Even as the Federal Open Market Committee became increasingly concerned with low inflation, as seen in the minutes of their March 18/19 meeting, consumer price inflation was picking up. The Consumer Price Index for March increased by 0.2 percent, up from the previous two months of 0.1 percent gains. A key factor in the small uptick in consumer inflation was the cost of housing. House prices were up 11.4 percent in the fourth quarter of 2013 over the previous year, according to the Case-Shiller National U.S. House Price Index. Many large cities are well above the national average for house price appreciation. The Case-Shiller and other house price indexes do not factor directly into the CPI, but they are related. The Bureau of Labor Statistics calculates an index called owners’ equivalent rent. That index shows how much the average homeowner would have to pay to rent a house that is equivalent to the one they own. Obviously, house prices are a key factor in that index. As house prices go up, so too will the owners’ equivalent rent index which feeds into the shelter component of the CPI. Owners’ equivalent rent accounts for about 24 percent of headline CPI. Ongoing house price gains will keep upward pressure on the CPI. Also, rental vacancy rates are falling. We can expect ongoing upward pressure from traditional rents, which account for about 7 percent of headline CPI. So we can say that about a third of CPI will feel more pressure from housing markets for the remainder of the year. Energy prices were down slightly in March. Food prices were up 0.4 percent for the second straight month. The drought in California is showing up at the neighborhood grocery store. For those of us who do not eat, inflation was a non-issue in March. For everyone else, we see year-over-year growth in the CPI bottoming out and beginning to tick up this year.

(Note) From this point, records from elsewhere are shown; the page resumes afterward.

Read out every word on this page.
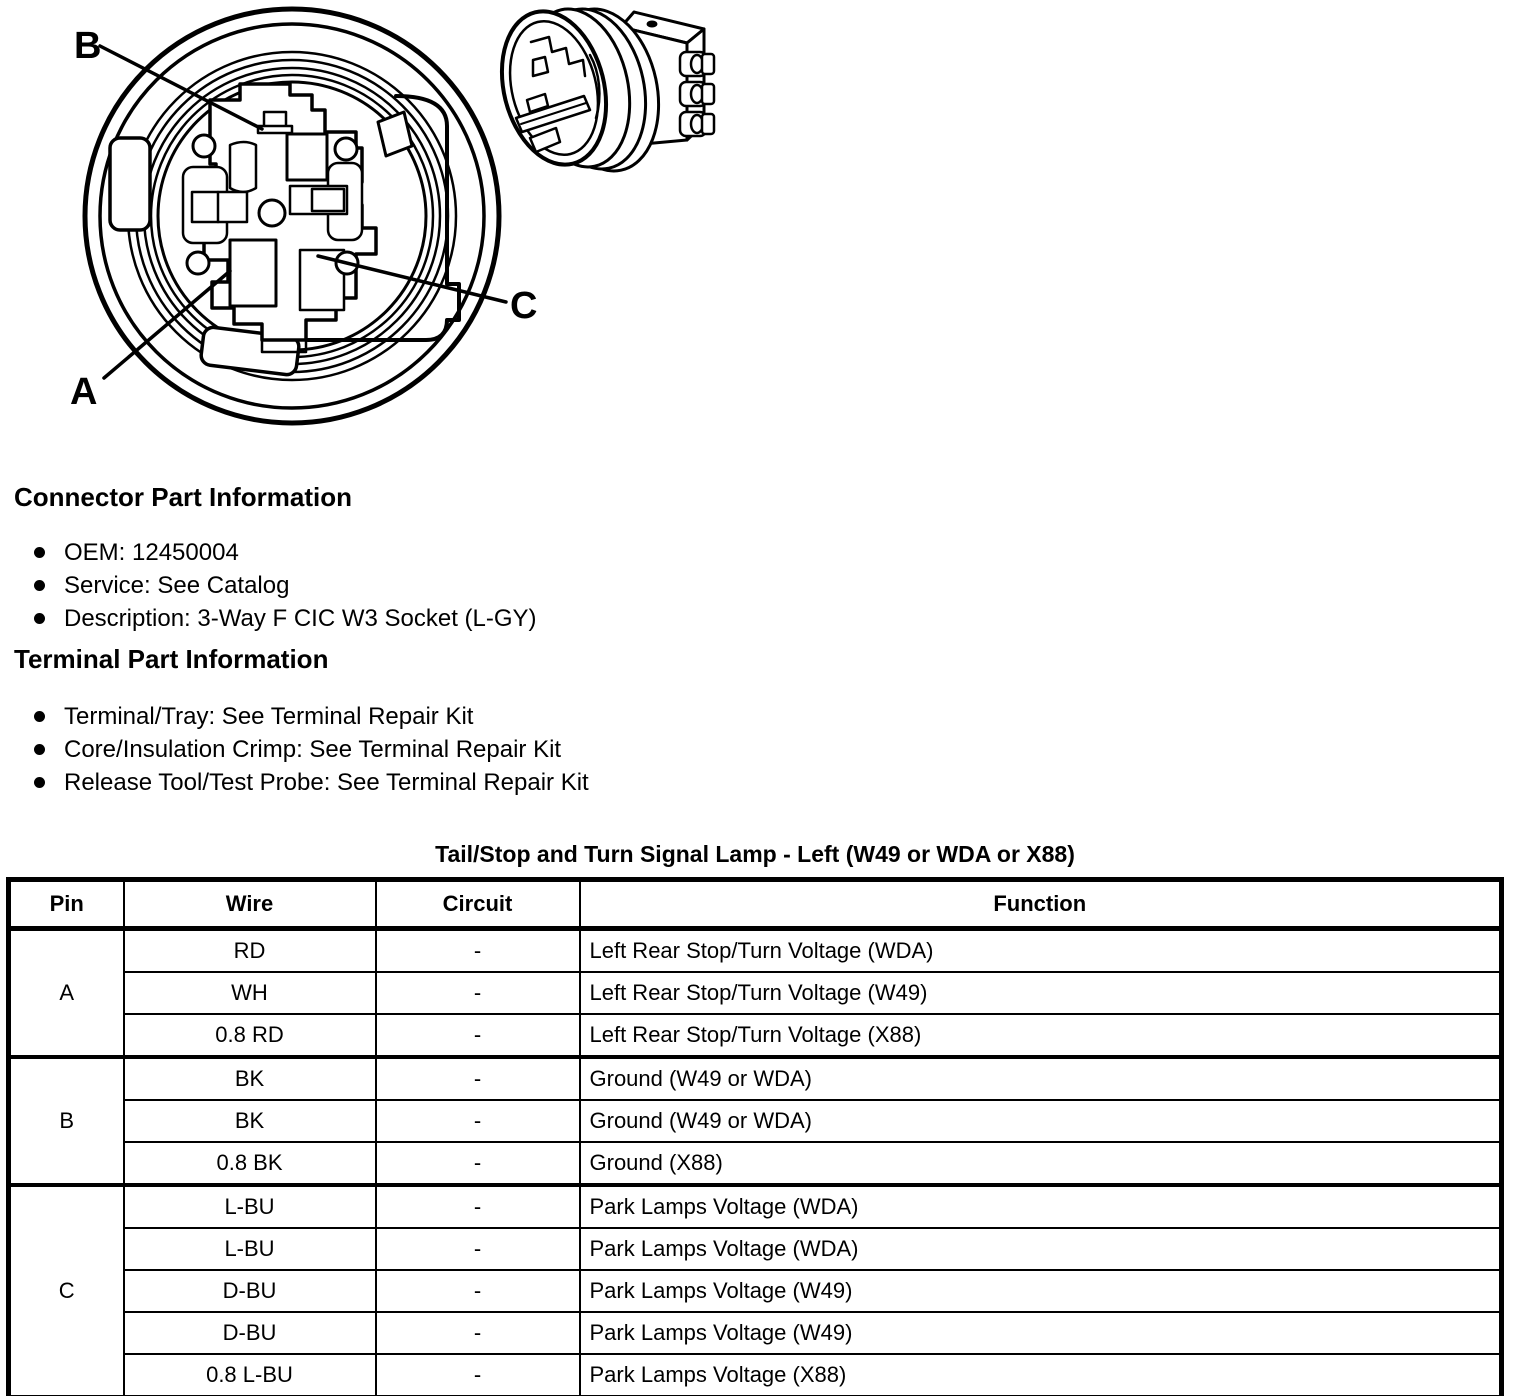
B
A
C
Connector Part Information
OEM: 12450004
Service: See Catalog
Description: 3-Way F CIC W3 Socket (L-GY)
Terminal Part Information
Terminal/Tray: See Terminal Repair Kit
Core/Insulation Crimp: See Terminal Repair Kit
Release Tool/Test Probe: See Terminal Repair Kit
Tail/Stop and Turn Signal Lamp - Left (W49 or WDA or X88)
Pin	Wire	Circuit	Function
A	RD	-	Left Rear Stop/Turn Voltage (WDA)
	WH	-	Left Rear Stop/Turn Voltage (W49)
	0.8 RD	-	Left Rear Stop/Turn Voltage (X88)
B	BK	-	Ground (W49 or WDA)
	BK	-	Ground (W49 or WDA)
	0.8 BK	-	Ground (X88)
C	L-BU	-	Park Lamps Voltage (WDA)
	L-BU	-	Park Lamps Voltage (WDA)
	D-BU	-	Park Lamps Voltage (W49)
	D-BU	-	Park Lamps Voltage (W49)
	0.8 L-BU	-	Park Lamps Voltage (X88)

Retail sales for March were up a strong 1.1 percent, driven by a snap back in unit auto sales to a 16.4 million unit annual rate. Retail sales of autos and parts were up 3.1 percent in March. Non-auto retail sales gained a solid 0.7 percent for the month. General merchandise store sales were up 1.9 percent in March and building material sales were up 1.8 percent. So in autos and building materials we see a weather-related bounce back. The strong retail sales growth seen in March will not be sustained in the months ahead, but it is nonetheless a sign that consumer spending is resilient.
Market Reaction: Equity markets are turning south after opening gains. Treasury yields are down. NYMEX crude oil is down to $103.91/barrel. Natural gas futures are up to $4.67/mmbtu.